SAN DIEGO-As the interview drew to a close, something struck a responsive chord. ``This is a great country...,'' he declared. Animated, eyes widening, Bernd Frangenberg then almost whispered, ``...so let's go get it,'' fist swiping air as if leading a charge of an imaginary brigade.
In a way, he is.
The man charged with leading the ``new'' Continental General Tire Inc. (CGT) into battle with its bigger, perhaps better-armed counterparts doesn't lack enthusiasm. Nor does the new CGT president harbor delusions about the task before a company he calls a ``sleeping giant'' with ``hidden talents'' even its own employees don't recognize.
In meetings around the country last year, General dealers repeatedly told company officials they want, perhaps more than anything, consistency, he said.
The company's mission-a significant one, he acknowledges-is convincing its independent tire dealer customers that consistency is at hand. The firm has changed so much so often, he conceded, its biggest problem is its lost credibility.
The native German speaks confidently, yet almost humbly about how he ``can learn from even the worst performer....I cannot be too proud to not listen to whomever can tell me something (that will) improve my business.''
CGT's dealers have spoken.
Mr. Frangenberg said he has heard them. And listened.
Several weeks ago, he came to CGT's international dealer conference in San Diego preaching that message, reassuring dealers the firm would not formulate a strategy without them, could not move forward without their support.
Throughout a wide-ranging interview with TIRE BUSINESS, the man who also heads CGT's passenger/light truck division spoke of a new era of stability ``right around the corner for General.''
Convinced that CGT ``will easily break even'' in 1995, he lamented the fact that, were it not for the millions of dollars committed last year to the company's anticipated move later this year from Akron to a new headquarters in Charlotte, N.C., CGT would have been in the black in '94.
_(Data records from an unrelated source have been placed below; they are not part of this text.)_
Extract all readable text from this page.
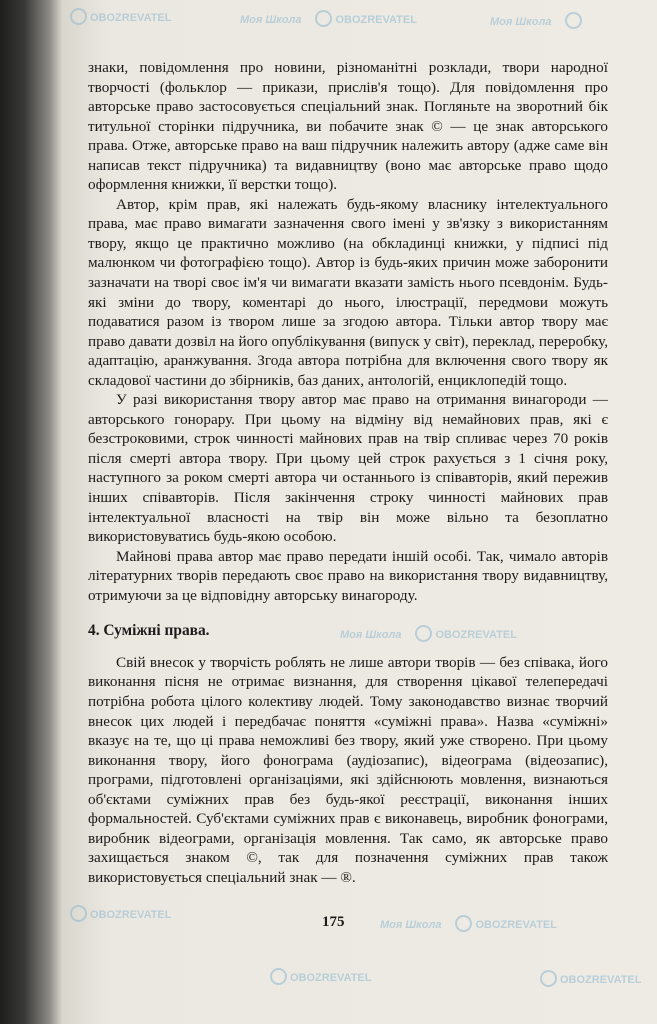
OBOZREVATEL	Моя Школа	OBOZREVATEL	Моя Школа
Моя Школа	OBOZREVATEL
OBOZREVATEL
Моя Школа	OBOZREVATEL
OBOZREVATEL	OBOZREVATEL

знаки, повідомлення про новини, різноманітні розклади, твори народної творчості (фольклор — прикази, прислів'я тощо). Для повідомлення про авторське право застосовується спеціальний знак. Погляньте на зворотний бік титульної сторінки підручника, ви побачите знак © — це знак авторського права. Отже, авторське право на ваш підручник належить автору (адже саме він написав текст підручника) та видавництву (воно має авторське право щодо оформлення книжки, її верстки тощо).

Автор, крім прав, які належать будь-якому власнику інтелектуального права, має право вимагати зазначення свого імені у зв'язку з використанням твору, якщо це практично можливо (на обкладинці книжки, у підписі під малюнком чи фотографією тощо). Автор із будь-яких причин може заборонити зазначати на творі своє ім'я чи вимагати вказати замість нього псевдонім. Будь-які зміни до твору, коментарі до нього, ілюстрації, передмови можуть подаватися разом із твором лише за згодою автора. Тільки автор твору має право давати дозвіл на його опублікування (випуск у світ), переклад, переробку, адаптацію, аранжування. Згода автора потрібна для включення свого твору як складової частини до збірників, баз даних, антологій, енциклопедій тощо.

У разі використання твору автор має право на отримання винагороди — авторського гонорару. При цьому на відміну від немайнових прав, які є безстроковими, строк чинності майнових прав на твір спливає через 70 років після смерті автора твору. При цьому цей строк рахується з 1 січня року, наступного за роком смерті автора чи останнього із співавторів, який пережив інших співавторів. Після закінчення строку чинності майнових прав інтелектуальної власності на твір він може вільно та безоплатно використовуватись будь-якою особою.

Майнові права автор має право передати іншій особі. Так, чимало авторів літературних творів передають своє право на використання твору видавництву, отримуючи за це відповідну авторську винагороду.

4. Суміжні права.

Свій внесок у творчість роблять не лише автори творів — без співака, його виконання пісня не отримає визнання, для створення цікавої телепередачі потрібна робота цілого колективу людей. Тому законодавство визнає творчий внесок цих людей і передбачає поняття «суміжні права». Назва «суміжні» вказує на те, що ці права неможливі без твору, який уже створено. При цьому виконання твору, його фонограма (аудіозапис), відеограма (відеозапис), програми, підготовлені організаціями, які здійснюють мовлення, визнаються об'єктами суміжних прав без будь-якої реєстрації, виконання інших формальностей. Суб'єктами суміжних прав є виконавець, виробник фонограми, виробник відеограми, організація мовлення. Так само, як авторське право захищається знаком ©, так для позначення суміжних прав також використовується спеціальний знак — ®.

175
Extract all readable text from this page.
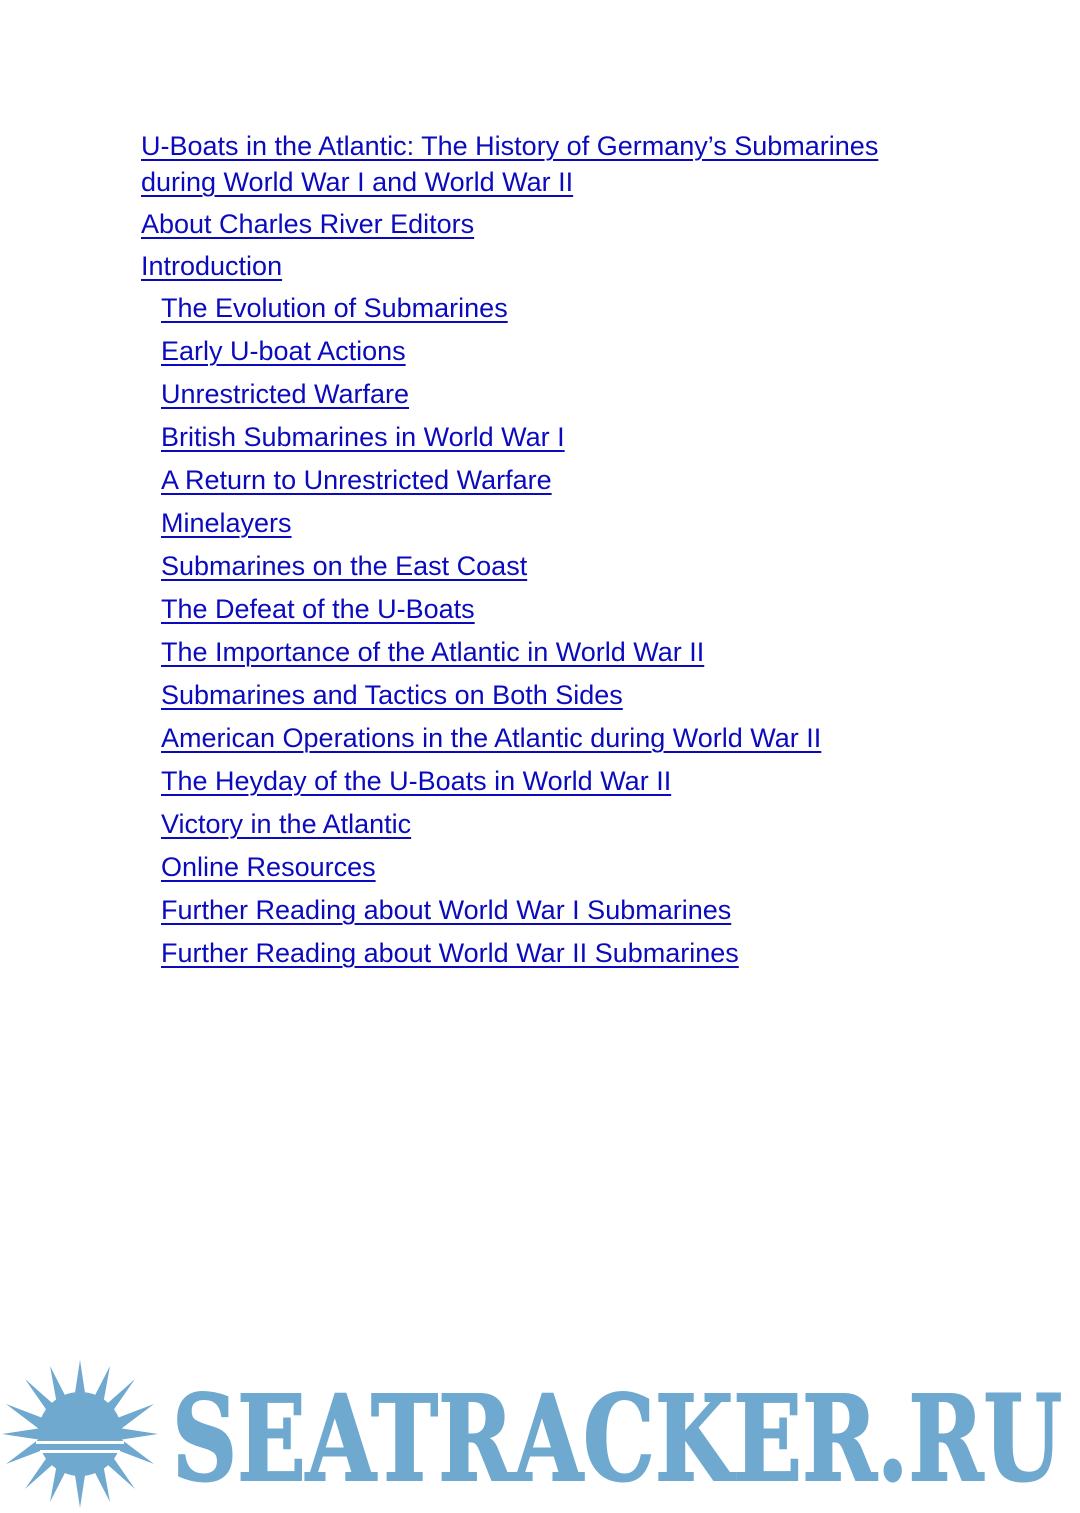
U-Boats in the Atlantic: The History of Germany’s Submarines during World War I and World War II
About Charles River Editors
Introduction
The Evolution of Submarines
Early U-boat Actions
Unrestricted Warfare
British Submarines in World War I
A Return to Unrestricted Warfare
Minelayers
Submarines on the East Coast
The Defeat of the U-Boats
The Importance of the Atlantic in World War II
Submarines and Tactics on Both Sides
American Operations in the Atlantic during World War II
The Heyday of the U-Boats in World War II
Victory in the Atlantic
Online Resources
Further Reading about World War I Submarines
Further Reading about World War II Submarines
SEATRACKER.RU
Mr. Frangenberg believes the company's strengths are many:
``tremendous products''-admitting past problems in the area of quality, ``You'd be surprised at how (low) our warranty costs are now,'' he said. ``You won't hear any complaints from dealers about our passenger, light truck and truck tires'';
``superior technology''-thanks, in part, to a greater cooperation between CGT and its German parent, Continental A.G.; a booming original equipment business that competes ``every day'' with the industry's Michelins, Firestones and Goodyears.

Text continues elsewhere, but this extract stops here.